Bo Shen, the co-founder of venture capital firm Fenbushi Capital, offered a bounty to recover about $42 million in digital assets stolen from his personal wallet in a 2022 hack.
Shen said Thursday that he was offering a 10%-20% bounty on the recovered amount to any individual or organization that makes a substantial contribution to recovering the assets. Shen said onchain investigators ZachXBT and Taylor “Tayvano” Monahan had already helped freeze about $1.2 million in related assets. He said his team would distribute rewards once the recovery is complete.
The bounty revives a case Shen first disclosed in November 2022, when he said roughly $42 million in crypto had been drained from his personal wallet. At the time, he said the stolen funds were personal and did not affect Fenbushi-related entities.

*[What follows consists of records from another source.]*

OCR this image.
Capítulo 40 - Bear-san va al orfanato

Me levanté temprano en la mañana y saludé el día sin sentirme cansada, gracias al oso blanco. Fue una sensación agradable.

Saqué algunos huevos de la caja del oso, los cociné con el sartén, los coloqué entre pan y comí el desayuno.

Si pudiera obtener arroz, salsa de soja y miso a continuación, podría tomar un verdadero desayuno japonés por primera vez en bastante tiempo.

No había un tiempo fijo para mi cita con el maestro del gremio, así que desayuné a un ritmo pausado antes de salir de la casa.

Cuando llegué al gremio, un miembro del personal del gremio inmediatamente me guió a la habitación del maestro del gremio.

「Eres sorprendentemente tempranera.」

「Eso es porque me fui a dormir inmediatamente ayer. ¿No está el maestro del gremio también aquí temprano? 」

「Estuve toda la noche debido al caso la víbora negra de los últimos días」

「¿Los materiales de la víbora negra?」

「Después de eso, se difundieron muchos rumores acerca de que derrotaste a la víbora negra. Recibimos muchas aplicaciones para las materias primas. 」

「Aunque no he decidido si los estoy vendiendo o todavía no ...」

Blockchain analytics company SlowMist later said the theft was caused by a compromise of Shen’s mnemonic seed phrase. Shen said the renewed push comes after investigators developed new leads and a clearer picture of how the stolen assets moved, though any recovery remains uncertain.

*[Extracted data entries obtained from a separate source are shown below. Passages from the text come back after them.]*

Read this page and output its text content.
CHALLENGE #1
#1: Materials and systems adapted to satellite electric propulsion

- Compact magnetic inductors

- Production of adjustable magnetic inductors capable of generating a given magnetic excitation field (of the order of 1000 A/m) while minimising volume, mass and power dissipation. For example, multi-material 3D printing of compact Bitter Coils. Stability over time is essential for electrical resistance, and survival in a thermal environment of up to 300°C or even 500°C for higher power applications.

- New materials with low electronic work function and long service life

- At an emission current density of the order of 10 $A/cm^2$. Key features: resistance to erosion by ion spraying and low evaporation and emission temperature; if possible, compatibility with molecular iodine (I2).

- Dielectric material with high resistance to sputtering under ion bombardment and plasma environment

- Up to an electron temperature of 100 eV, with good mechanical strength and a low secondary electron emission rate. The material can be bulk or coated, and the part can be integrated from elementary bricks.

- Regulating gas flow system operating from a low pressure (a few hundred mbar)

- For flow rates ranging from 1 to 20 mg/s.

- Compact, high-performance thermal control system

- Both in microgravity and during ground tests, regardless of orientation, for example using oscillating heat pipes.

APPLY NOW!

SlowMist said the stolen assets included about $38.2 million in USDC (USDC), 1,607 Ether (ETH), nearly 720,000 USDt (USDT) and 4.13 Bitcoin (BTC). These assets were later moved through exchanges, including ChangeNow and SideShift.
Shen says improved tracing tools expanded recovery efforts
Shen said onchain tracking and security investigation tools were less developed when the hack occurred in 2022, limiting the ability to trace funds across chains and platforms.
He said that recent advances in artificial intelligence-driven data analysis and onchain forensics improved the ability of investigators to follow asset flows and identify relevant transaction patterns.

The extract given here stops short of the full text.